Yale and YDS bestow degrees upon Pennington, Crummell

“We have started the long and challenging process of reconciliation.”

So declared YDS Dean Greg Sterling before a large crowd in Yale’s Battell Chapel on Sept. 14 as the YDS and Yale communities gathered to celebrate and confer degrees upon the Rev. James Pennington ’23 M.A.H. and the Rev. Alexander Crummell ’23 M.A.H.—two men who studied at YDS in the 1830s and 1840s but were barred from officially enrolling because of their race.

Preceding Sterling, Yale President Peter Salovey apologized for Pennington’s and Crummell’s exclusion from official student status and the opportunity to earn degrees.

In addition to being barred from matriculating, the two men—who both went on to accomplished careers as ministers and racial justice advocates—were not permitted to speak in class or check out library books.

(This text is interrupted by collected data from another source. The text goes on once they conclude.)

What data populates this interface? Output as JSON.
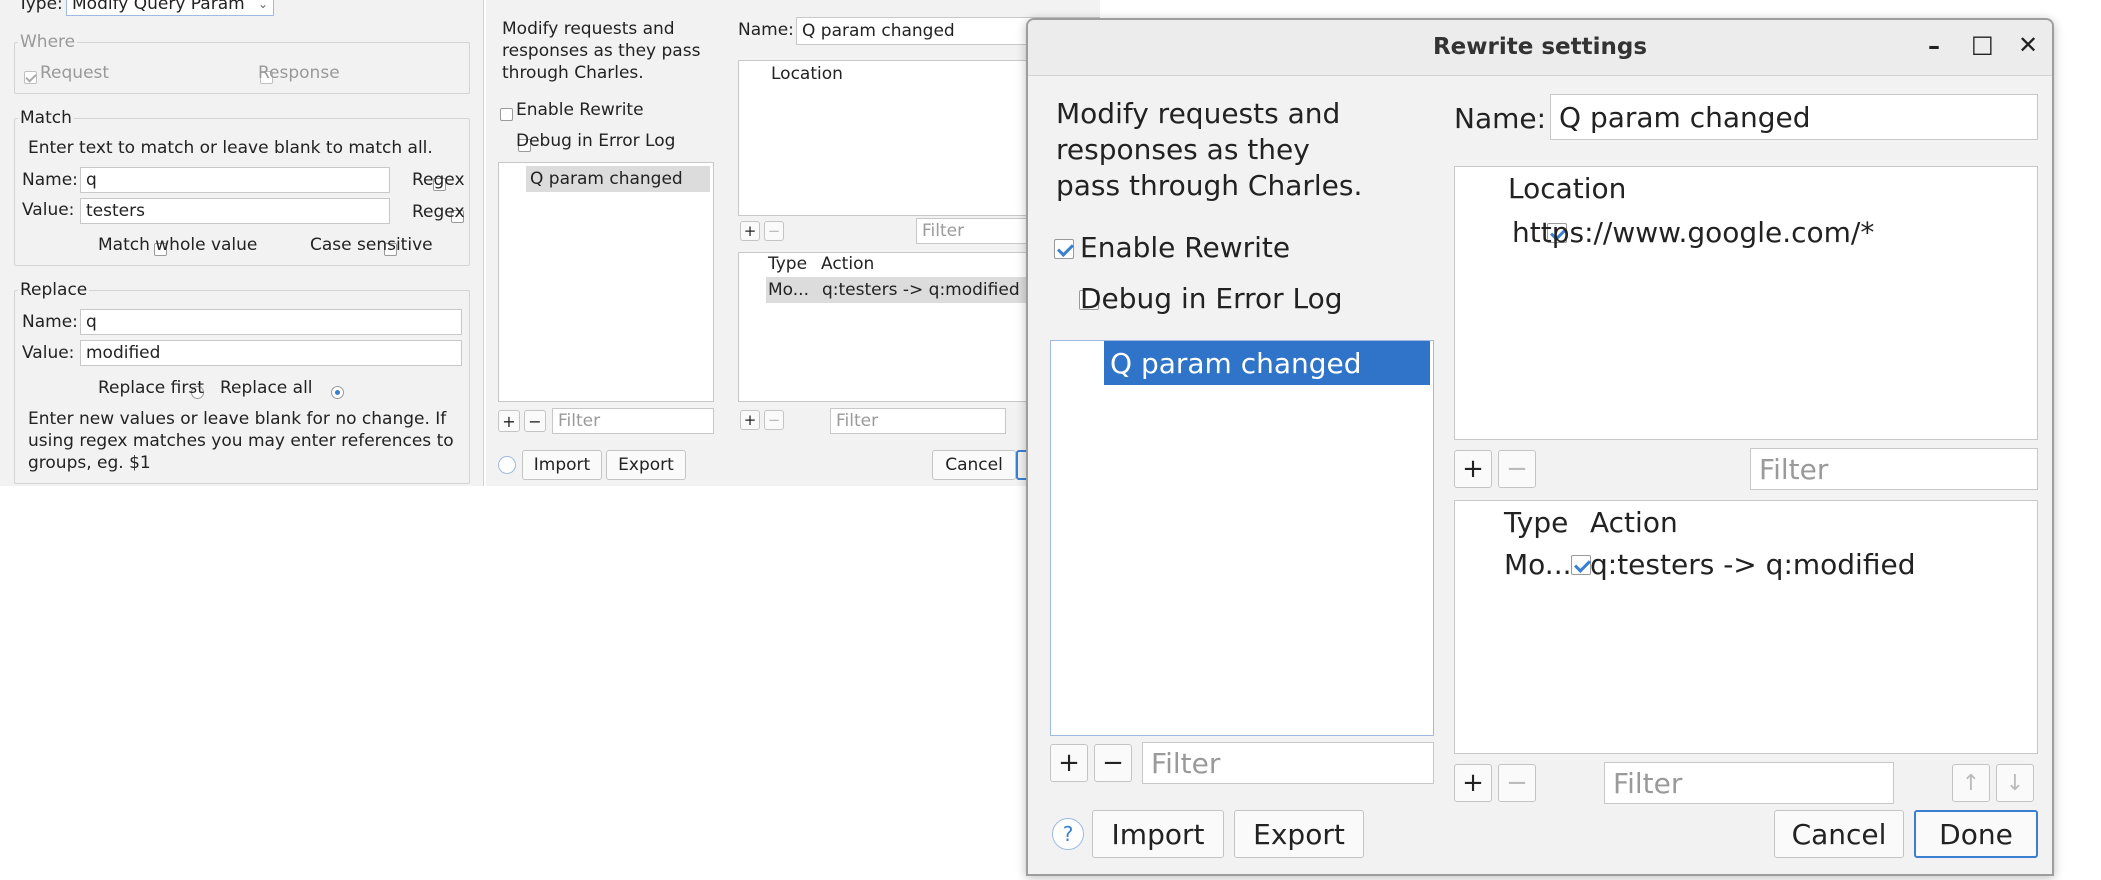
{
  "bg_match": {
    "type_label": "Type:",
    "type_value": "Modify Query Param",
    "where": {
      "title": "Where",
      "request": "Request",
      "response": "Response"
    },
    "match": {
      "title": "Match",
      "hint": "Enter text to match or leave blank to match all.",
      "name_label": "Name:",
      "name_value": "q",
      "value_label": "Value:",
      "value_value": "testers",
      "regex": "Regex",
      "regex2": "Regex",
      "match_whole": "Match whole value",
      "case_sensitive": "Case sensitive"
    },
    "replace": {
      "title": "Replace",
      "name_label": "Name:",
      "name_value": "q",
      "value_label": "Value:",
      "value_value": "modified",
      "replace_first": "Replace first",
      "replace_all": "Replace all",
      "note": "Enter new values or leave blank for no change. If using regex matches you may enter references to groups, eg. $1"
    }
  },
  "bg_rewrite": {
    "description": "Modify requests and responses as they pass through Charles.",
    "enable_rewrite": "Enable Rewrite",
    "debug": "Debug in Error Log",
    "set_item": "Q param changed",
    "name_label": "Name:",
    "name_value": "Q param changed",
    "location_header": "Location",
    "filter": "Filter",
    "type_header": "Type",
    "action_header": "Action",
    "rule_type": "Mo...",
    "rule_action": "q:testers -> q:modified",
    "import": "Import",
    "export": "Export",
    "cancel": "Cancel",
    "plus": "+",
    "minus": "−"
  },
  "dialog": {
    "title": "Rewrite settings",
    "description": "Modify requests and responses as they pass through Charles.",
    "enable_rewrite": "Enable Rewrite",
    "debug": "Debug in Error Log",
    "set_item": "Q param changed",
    "name_label": "Name:",
    "name_value": "Q param changed",
    "location_header": "Location",
    "location_value": "https://www.google.com/*",
    "filter": "Filter",
    "type_header": "Type",
    "action_header": "Action",
    "rule_type": "Mo...",
    "rule_action": "q:testers -> q:modified",
    "import": "Import",
    "export": "Export",
    "cancel": "Cancel",
    "done": "Done",
    "plus": "+",
    "minus": "−",
    "up": "↑",
    "down": "↓",
    "help": "?",
    "minimize": "–",
    "maximize": "□",
    "close": "✕"
  },
  "colors": {
    "accent": "#2f74c8",
    "panel": "#f2f2f2",
    "border": "#c8c8c8"
  }
}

Sterling thanked the President for his courage in acknowledging the injustice perpetrated by Yale and the theological seminary, as it was then known. “Today,” Sterling said, “is the first time that a Yale President has apologized for past discrimination.”

“A first step is not a final step,” Sterling continued. “But it is a beginning. … I hope that as we move forward as a community we will work with the same spirit that permeates this hall today. If we do so we can begin to heal the wounds created by America’s original sin (of racism) and Yale’s original sin.”

‘They were men of Yale’: Read full coverage at Yale News.

Sterling hailed students from YDS and around the university for their tireless advocacy for the posthumous awarding of a degree to Pennington. Sustained applause broke out when Sterling asked the students to stand and be recognized.

Speakers at the ceremony included Noah Humphrey ’23 M.Div., who was a leader in the student advocacy campaign, and Ellen VanDyke Bell ’24 M.A.R., who was a member of the Pennington Legacy Group. During part of the ceremony, they and two other Yale students took turns reciting passages from writings by the two honorees.

“The following reflections come from the writings of Reverends Pennington and Crummell,” Bell said as she introduced the readings. “Although they were not permitted to speak in class when they studied here, they will be heard on this campus today.”